Dutch East Indies monoplane

The Walraven 2 was a Dutch East Indies (present day Indonesia), twin-engine cabin monoplane, commissioned by the Chinese-Indonesian aviation pioneer Khouw Khe Hien, designed by Laurens Walraven, and built by personnel of the Royal Netherlands East Indies Army Air Force during the 1930s.

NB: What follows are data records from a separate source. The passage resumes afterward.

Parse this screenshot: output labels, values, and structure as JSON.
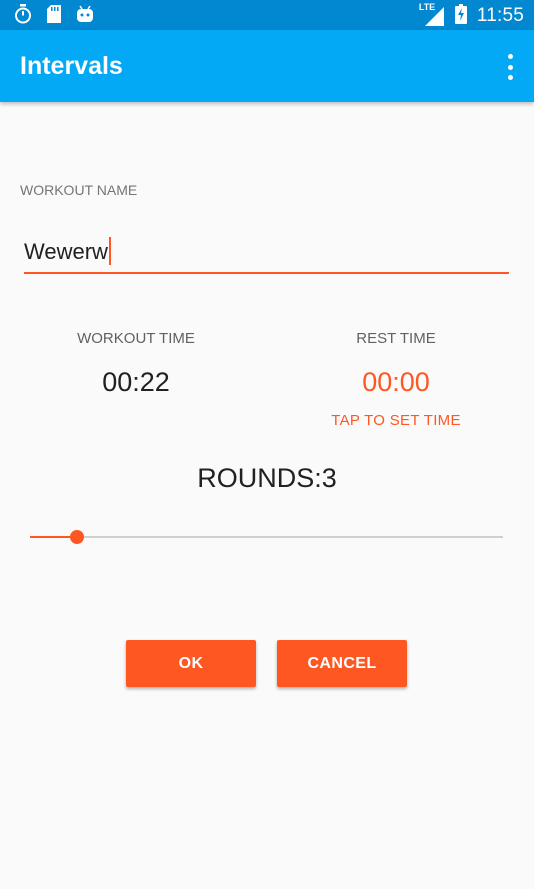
{
  "status_bar": {
    "time": "11:55",
    "network": "LTE",
    "icons": [
      "stopwatch-icon",
      "sd-card-icon",
      "android-icon",
      "signal-icon",
      "battery-charging-icon"
    ]
  },
  "app_bar": {
    "title": "Intervals",
    "menu_icon": "more-vert-icon"
  },
  "workout_name": {
    "label": "WORKOUT NAME",
    "value": "Wewerw"
  },
  "workout_time": {
    "label": "WORKOUT TIME",
    "value": "00:22"
  },
  "rest_time": {
    "label": "REST TIME",
    "value": "00:00",
    "hint": "TAP TO SET TIME"
  },
  "rounds": {
    "text": "ROUNDS:3",
    "slider_fraction": 0.1
  },
  "buttons": {
    "ok": "OK",
    "cancel": "CANCEL"
  },
  "colors": {
    "status_bar": "#0288d1",
    "app_bar": "#03a9f4",
    "accent": "#ff5722",
    "background": "#fafafa"
  }
}
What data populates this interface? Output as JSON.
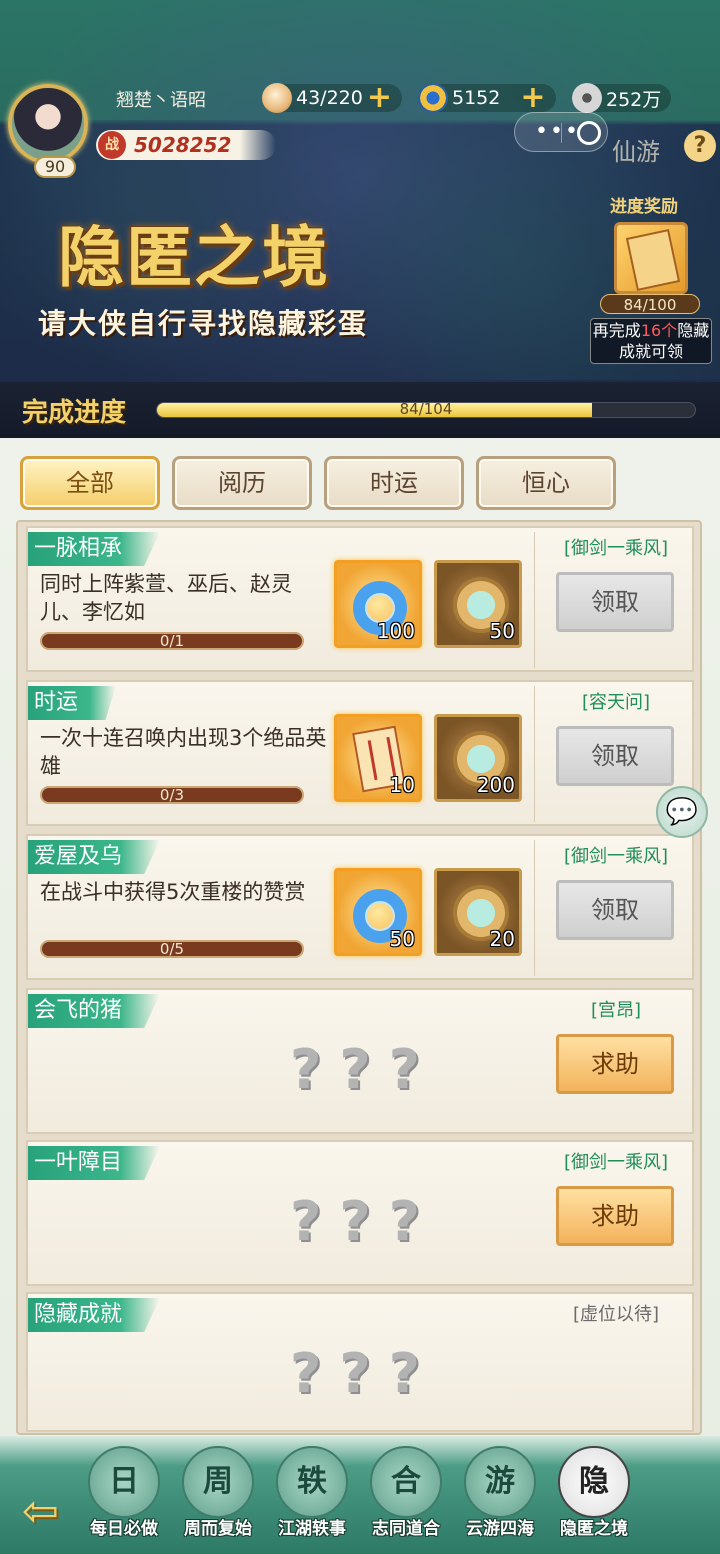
{
  "header": {
    "player_name": "翘楚丶语昭",
    "level": "90",
    "power_label": "战",
    "power": "5028252",
    "resources": [
      {
        "icon": "bun-icon",
        "value": "43/220"
      },
      {
        "icon": "jade-icon",
        "value": "5152"
      },
      {
        "icon": "coin-icon",
        "value": "252万"
      }
    ],
    "brand": "仙游",
    "help": "?"
  },
  "banner": {
    "title": "隐匿之境",
    "subtitle": "请大侠自行寻找隐藏彩蛋",
    "reward_label": "进度奖励",
    "reward_progress": "84/100",
    "reward_tip_prefix": "再完成",
    "reward_tip_count": "16个",
    "reward_tip_suffix": "隐藏成就可领"
  },
  "progress": {
    "label": "完成进度",
    "text": "84/104",
    "fraction": 0.8077
  },
  "tabs": [
    "全部",
    "阅历",
    "时运",
    "恒心"
  ],
  "cards": [
    {
      "title": "一脉相承",
      "desc": "同时上阵紫萱、巫后、赵灵儿、李忆如",
      "progress": "0/1",
      "rewards": [
        {
          "icon": "jade-ring-icon",
          "count": "100"
        },
        {
          "icon": "medal-icon",
          "count": "50"
        }
      ],
      "reward_name": "[御剑一乘风]",
      "button": "领取"
    },
    {
      "title": "时运",
      "desc": "一次十连召唤内出现3个绝品英雄",
      "progress": "0/3",
      "rewards": [
        {
          "icon": "edict-icon",
          "count": "10"
        },
        {
          "icon": "medal-icon",
          "count": "200"
        }
      ],
      "reward_name": "[容天问]",
      "button": "领取"
    },
    {
      "title": "爱屋及乌",
      "desc": "在战斗中获得5次重楼的赞赏",
      "progress": "0/5",
      "rewards": [
        {
          "icon": "jade-ring-icon",
          "count": "50"
        },
        {
          "icon": "medal-icon",
          "count": "20"
        }
      ],
      "reward_name": "[御剑一乘风]",
      "button": "领取"
    },
    {
      "title": "会飞的猪",
      "hidden": "???",
      "reward_name": "[宫昂]",
      "button": "求助"
    },
    {
      "title": "一叶障目",
      "hidden": "???",
      "reward_name": "[御剑一乘风]",
      "button": "求助"
    },
    {
      "title": "隐藏成就",
      "hidden": "???",
      "reward_name": "[虚位以待]"
    }
  ],
  "nav": [
    {
      "icon": "daily-icon",
      "label": "每日必做",
      "glyph": "日"
    },
    {
      "icon": "weekly-icon",
      "label": "周而复始",
      "glyph": "周"
    },
    {
      "icon": "anecdote-icon",
      "label": "江湖轶事",
      "glyph": "轶"
    },
    {
      "icon": "companion-icon",
      "label": "志同道合",
      "glyph": "合"
    },
    {
      "icon": "travel-icon",
      "label": "云游四海",
      "glyph": "游"
    },
    {
      "icon": "hidden-icon",
      "label": "隐匿之境",
      "glyph": "隐"
    }
  ],
  "colors": {
    "accent_green": "#27a27a",
    "gold": "#f3d26a",
    "reward_green": "#1f8e58",
    "tip_red": "#ff5a5a"
  }
}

==Design and development==
The Walraven 2 was a two-seat low-wing cabin monoplane powered by two Pobjoy Niagara radial engines. Utilising a Göttingen 681 airfoil, the aircraft was designed by Laurens Walraven, who was Chief Engineer of the Royal Netherlands East Indies Army Air Force, to the specification of Khouw Khe Hien, son of the millionaire Khouw Kim Goan.

==Operational history==
The aircraft first flew on 4 January 1935. It was registered as "PK-KKH". Finding the aircraft to be satisfactory, the younger Khouw intended to start an aircraft company in the Dutch East Indies, to build aircraft designed by Walraven. To promote this venture, the Walraven 2 was flown from the East Indies to the Netherlands and back at the end of 1935. His sister, Khouw Keng Nio, also made a name for herself by becoming the first woman of Chinese or colonial Indonesian nationality to become a certified pilot in March 1936.

However, the factory plan did not materialize after Khouw Khe Hien was killed in an air crash in February 1938. The aircraft was placed in storage at Andir airfield in Bandung shortly thereafter, and was destroyed on 19 February 1942 in a Japanese air attack.